Last week, the US Dollar Index (DXY) completed its 7th consecutive weekly gain. It was the longest string of uninterrupted weekly gains since autumn 2014. I mentioned 2 weeks ago that 2014 involved a phase of contrasting monetary policies, whereby the Fed was the only central bank in tightening mode, while most other central banks (especially ECB and BoJ) were in the midst of deep policy easing.
It was the easiest and clearest path to make money in currencies: Buy USD against everything (especially EUR and JPY). Today, monetary policy paths are more in synch. Fed, ECB, and BoC rate hikes are at (or near) their final innings, according to market expectations. FX moves will depend on which central bank will face surprising upside in inflation; or/and which central bank will cut first.

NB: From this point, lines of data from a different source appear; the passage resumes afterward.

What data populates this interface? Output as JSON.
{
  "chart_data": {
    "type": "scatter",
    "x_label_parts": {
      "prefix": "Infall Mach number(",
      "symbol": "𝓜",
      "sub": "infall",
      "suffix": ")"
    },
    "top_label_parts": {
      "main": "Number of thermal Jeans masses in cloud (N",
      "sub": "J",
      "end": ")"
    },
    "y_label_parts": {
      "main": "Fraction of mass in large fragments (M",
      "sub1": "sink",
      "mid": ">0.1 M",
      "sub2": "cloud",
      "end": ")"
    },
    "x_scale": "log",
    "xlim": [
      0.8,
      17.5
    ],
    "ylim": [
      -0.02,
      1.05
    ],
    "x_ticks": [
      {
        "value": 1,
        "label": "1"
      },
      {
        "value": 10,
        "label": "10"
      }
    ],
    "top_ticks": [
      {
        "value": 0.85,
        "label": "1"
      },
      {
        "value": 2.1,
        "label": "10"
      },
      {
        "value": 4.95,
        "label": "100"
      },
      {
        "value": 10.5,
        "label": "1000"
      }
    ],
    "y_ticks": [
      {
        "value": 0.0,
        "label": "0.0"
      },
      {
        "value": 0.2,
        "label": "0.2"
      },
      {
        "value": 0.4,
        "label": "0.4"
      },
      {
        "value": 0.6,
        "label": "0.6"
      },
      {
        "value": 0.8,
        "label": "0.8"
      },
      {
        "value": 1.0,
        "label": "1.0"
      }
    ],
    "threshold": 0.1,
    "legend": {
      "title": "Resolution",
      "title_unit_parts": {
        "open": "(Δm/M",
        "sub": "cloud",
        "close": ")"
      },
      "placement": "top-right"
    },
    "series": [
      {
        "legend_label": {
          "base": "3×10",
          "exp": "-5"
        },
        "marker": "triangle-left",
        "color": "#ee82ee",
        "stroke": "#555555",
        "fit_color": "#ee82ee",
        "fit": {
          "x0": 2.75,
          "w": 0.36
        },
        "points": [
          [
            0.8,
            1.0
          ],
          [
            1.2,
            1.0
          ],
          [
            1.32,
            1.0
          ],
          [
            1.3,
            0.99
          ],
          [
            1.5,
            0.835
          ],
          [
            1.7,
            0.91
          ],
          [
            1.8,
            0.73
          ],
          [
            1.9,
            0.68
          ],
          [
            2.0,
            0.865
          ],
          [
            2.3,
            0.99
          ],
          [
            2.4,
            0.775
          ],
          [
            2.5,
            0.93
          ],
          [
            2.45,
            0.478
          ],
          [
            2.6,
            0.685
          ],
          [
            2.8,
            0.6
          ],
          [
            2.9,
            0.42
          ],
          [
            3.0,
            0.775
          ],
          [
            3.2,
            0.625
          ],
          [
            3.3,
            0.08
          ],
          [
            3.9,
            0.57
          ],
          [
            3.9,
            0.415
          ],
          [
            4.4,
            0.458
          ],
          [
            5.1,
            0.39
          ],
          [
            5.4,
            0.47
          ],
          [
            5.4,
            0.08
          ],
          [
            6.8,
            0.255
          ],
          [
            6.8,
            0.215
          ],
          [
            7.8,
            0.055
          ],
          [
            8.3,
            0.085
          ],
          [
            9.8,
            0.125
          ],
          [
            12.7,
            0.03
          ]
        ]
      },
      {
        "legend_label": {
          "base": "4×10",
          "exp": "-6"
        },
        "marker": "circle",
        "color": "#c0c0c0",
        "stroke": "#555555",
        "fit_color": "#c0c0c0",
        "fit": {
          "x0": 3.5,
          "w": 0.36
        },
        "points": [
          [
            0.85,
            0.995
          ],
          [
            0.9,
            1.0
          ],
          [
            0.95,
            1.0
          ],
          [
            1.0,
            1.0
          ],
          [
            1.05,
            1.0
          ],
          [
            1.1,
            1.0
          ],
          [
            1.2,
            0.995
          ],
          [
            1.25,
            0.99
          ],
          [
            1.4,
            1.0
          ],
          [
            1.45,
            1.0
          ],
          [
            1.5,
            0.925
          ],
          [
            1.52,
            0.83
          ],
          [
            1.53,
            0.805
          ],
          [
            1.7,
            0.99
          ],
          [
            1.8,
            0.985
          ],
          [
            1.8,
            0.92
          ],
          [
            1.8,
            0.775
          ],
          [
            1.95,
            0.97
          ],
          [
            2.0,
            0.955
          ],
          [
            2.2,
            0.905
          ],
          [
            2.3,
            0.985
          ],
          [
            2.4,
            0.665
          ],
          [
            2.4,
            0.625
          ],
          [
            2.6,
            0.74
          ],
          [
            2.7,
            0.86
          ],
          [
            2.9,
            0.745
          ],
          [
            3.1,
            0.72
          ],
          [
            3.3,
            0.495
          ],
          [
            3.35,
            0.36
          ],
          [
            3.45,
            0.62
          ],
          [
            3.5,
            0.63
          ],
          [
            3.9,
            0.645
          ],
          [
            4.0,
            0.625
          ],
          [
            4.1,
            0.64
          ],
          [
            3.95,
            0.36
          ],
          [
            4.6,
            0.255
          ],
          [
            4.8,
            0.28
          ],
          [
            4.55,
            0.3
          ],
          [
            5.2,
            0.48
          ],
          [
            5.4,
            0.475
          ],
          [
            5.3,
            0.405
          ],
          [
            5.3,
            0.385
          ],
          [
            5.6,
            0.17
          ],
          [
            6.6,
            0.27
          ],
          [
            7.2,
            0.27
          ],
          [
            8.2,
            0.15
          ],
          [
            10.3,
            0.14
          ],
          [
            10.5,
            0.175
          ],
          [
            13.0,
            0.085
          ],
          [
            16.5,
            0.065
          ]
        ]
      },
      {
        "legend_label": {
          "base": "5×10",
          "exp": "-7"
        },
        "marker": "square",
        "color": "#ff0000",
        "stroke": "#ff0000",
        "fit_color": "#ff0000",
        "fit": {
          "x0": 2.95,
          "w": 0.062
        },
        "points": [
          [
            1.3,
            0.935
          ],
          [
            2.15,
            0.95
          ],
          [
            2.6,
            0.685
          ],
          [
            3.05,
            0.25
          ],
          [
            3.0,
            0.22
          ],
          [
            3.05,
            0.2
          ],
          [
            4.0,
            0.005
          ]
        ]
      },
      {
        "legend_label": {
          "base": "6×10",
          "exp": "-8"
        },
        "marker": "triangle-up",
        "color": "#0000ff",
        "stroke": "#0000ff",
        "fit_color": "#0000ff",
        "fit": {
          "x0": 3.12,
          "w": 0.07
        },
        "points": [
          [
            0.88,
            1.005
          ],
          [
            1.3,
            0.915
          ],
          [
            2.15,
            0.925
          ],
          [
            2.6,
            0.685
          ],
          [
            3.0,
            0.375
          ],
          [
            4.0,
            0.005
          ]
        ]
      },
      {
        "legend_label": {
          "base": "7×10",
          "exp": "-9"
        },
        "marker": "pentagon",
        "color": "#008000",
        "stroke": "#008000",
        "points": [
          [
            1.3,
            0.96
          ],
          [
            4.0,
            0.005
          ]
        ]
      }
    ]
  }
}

So why the extreme ascent in DXY?
Some of it is due to the strong rise in US bond yields relative to all G10 nations (except for the UK), and the rest is due to the tumble in the Chinese yuan. Most seasoned currency traders will observe that USD/CNH (USD vs. offshore Chinese yuan) is increasingly correlated with other USD pairs. This has created some rare divergences between DXY (57% influenced by EUR) and the USD/CNH pair. Said differently--it is USD/Commodities vs. USD/Europe-UK.

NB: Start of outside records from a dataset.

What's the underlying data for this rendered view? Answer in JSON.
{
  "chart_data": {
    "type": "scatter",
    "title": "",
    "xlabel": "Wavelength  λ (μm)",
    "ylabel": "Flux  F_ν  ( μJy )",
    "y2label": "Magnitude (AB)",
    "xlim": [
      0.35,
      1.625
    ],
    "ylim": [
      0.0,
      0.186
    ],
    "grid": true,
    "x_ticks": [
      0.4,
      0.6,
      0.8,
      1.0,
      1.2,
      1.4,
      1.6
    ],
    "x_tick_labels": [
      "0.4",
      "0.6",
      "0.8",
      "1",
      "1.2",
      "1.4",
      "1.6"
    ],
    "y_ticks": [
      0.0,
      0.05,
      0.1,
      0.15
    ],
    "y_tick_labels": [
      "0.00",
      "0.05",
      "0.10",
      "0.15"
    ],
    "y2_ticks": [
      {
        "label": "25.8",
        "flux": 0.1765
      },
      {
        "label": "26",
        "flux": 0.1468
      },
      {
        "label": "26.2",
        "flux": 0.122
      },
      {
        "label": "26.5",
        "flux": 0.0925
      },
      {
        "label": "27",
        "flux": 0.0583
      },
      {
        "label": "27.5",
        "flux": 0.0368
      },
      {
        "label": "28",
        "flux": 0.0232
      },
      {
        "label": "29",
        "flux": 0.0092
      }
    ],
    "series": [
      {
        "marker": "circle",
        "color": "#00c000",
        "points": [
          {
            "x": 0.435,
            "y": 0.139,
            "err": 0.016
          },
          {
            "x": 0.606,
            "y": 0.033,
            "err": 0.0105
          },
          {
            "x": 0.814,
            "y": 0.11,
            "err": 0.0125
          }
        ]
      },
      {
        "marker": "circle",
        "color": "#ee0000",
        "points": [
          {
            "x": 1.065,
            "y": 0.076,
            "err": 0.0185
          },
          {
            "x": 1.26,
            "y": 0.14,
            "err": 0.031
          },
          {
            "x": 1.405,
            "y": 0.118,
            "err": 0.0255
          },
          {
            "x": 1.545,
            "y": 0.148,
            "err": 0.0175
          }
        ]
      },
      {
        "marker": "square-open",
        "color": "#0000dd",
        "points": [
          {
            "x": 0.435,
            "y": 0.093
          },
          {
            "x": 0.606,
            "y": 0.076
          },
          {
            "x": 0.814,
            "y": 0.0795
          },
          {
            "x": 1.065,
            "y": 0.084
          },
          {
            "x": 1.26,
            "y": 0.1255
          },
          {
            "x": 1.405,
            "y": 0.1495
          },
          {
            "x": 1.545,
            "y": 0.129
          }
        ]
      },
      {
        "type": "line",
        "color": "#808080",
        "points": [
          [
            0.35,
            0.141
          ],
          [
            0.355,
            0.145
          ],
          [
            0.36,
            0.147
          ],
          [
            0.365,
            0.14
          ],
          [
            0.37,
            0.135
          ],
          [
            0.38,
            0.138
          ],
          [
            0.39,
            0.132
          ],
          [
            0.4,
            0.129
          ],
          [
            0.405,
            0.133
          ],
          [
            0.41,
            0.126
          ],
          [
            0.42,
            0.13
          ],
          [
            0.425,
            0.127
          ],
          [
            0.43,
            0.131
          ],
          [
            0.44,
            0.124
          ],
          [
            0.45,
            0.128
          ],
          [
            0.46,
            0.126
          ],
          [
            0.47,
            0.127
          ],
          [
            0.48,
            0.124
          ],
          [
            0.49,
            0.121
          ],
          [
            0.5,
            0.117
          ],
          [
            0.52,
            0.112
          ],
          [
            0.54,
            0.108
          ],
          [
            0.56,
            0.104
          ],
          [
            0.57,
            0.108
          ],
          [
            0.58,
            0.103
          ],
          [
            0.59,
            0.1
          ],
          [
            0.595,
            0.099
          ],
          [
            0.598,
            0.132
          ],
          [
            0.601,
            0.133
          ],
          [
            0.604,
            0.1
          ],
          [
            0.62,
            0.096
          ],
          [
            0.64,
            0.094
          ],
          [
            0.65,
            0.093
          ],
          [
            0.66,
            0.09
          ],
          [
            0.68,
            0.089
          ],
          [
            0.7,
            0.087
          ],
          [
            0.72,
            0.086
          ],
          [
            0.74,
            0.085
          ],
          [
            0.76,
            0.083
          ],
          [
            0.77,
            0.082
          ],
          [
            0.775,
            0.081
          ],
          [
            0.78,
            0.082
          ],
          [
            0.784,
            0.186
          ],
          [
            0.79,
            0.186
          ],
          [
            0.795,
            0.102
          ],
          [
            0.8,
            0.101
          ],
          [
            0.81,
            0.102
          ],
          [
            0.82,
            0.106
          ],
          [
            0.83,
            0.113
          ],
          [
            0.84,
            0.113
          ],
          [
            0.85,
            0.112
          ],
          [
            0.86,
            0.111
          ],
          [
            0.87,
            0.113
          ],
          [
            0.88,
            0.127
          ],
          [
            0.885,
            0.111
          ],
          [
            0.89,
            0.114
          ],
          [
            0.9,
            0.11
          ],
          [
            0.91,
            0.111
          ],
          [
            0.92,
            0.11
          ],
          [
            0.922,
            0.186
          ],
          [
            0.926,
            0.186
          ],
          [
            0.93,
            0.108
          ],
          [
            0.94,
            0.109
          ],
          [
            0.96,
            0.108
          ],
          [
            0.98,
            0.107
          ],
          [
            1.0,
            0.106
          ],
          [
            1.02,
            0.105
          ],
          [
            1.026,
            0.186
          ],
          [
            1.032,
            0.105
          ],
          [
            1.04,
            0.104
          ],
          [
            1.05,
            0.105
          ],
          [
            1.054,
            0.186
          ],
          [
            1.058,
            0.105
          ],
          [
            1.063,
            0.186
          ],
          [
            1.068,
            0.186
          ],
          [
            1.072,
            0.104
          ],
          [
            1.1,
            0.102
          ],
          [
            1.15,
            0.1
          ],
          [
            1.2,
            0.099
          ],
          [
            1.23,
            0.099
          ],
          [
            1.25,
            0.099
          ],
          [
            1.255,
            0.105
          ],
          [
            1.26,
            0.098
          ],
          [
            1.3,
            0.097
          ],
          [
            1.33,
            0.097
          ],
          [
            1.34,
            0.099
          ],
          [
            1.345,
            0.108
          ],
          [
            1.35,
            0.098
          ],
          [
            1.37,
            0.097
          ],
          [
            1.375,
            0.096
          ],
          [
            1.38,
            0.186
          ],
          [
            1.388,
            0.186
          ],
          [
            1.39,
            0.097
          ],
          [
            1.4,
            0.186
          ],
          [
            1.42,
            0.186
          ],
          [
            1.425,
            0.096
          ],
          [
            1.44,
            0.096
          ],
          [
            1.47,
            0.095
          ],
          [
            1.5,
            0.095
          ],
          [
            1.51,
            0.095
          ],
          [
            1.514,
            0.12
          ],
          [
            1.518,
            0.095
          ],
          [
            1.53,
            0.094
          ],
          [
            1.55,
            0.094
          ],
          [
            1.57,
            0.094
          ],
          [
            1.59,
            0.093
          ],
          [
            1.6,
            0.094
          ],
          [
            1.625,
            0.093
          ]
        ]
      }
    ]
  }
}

If you're still reading this post all the way to this line (without suffering a case of short attention span), then you're probably also aware that most bank strategists/economists continue to expect NO Fed hike this month while reducing the odds of a November hike to below 36%.

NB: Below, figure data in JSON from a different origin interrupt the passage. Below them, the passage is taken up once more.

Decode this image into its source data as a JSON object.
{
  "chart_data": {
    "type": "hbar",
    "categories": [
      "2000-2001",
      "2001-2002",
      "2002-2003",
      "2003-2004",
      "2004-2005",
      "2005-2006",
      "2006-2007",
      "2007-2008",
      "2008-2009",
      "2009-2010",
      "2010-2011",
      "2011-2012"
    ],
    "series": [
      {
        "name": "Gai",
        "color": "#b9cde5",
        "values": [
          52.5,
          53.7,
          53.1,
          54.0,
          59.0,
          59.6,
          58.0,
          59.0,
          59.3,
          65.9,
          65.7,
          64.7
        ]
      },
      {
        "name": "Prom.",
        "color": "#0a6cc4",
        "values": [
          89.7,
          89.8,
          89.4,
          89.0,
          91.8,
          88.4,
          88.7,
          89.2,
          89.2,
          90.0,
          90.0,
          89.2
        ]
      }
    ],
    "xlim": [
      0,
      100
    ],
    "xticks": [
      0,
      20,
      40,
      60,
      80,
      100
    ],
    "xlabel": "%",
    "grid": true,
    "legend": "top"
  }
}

All of these odds are worthless without knowing the outcome of the crucial August CPI (due on Sep 13th).
I plan to issue the latest inter-metals count (Copper, Platinum, Gold, Silver, and XME) to our WhatsApp Broadcast Group to help us assess, whether a fresh break-out in bond yields (above 4.45%) will trigger the next source of damage in indexes. This is paramount, especially as DXY bears are shaking, with EUR/USD breaking its 200-DMA and USD/JPY making such a fierce intraday comeback on Friday alongside yields.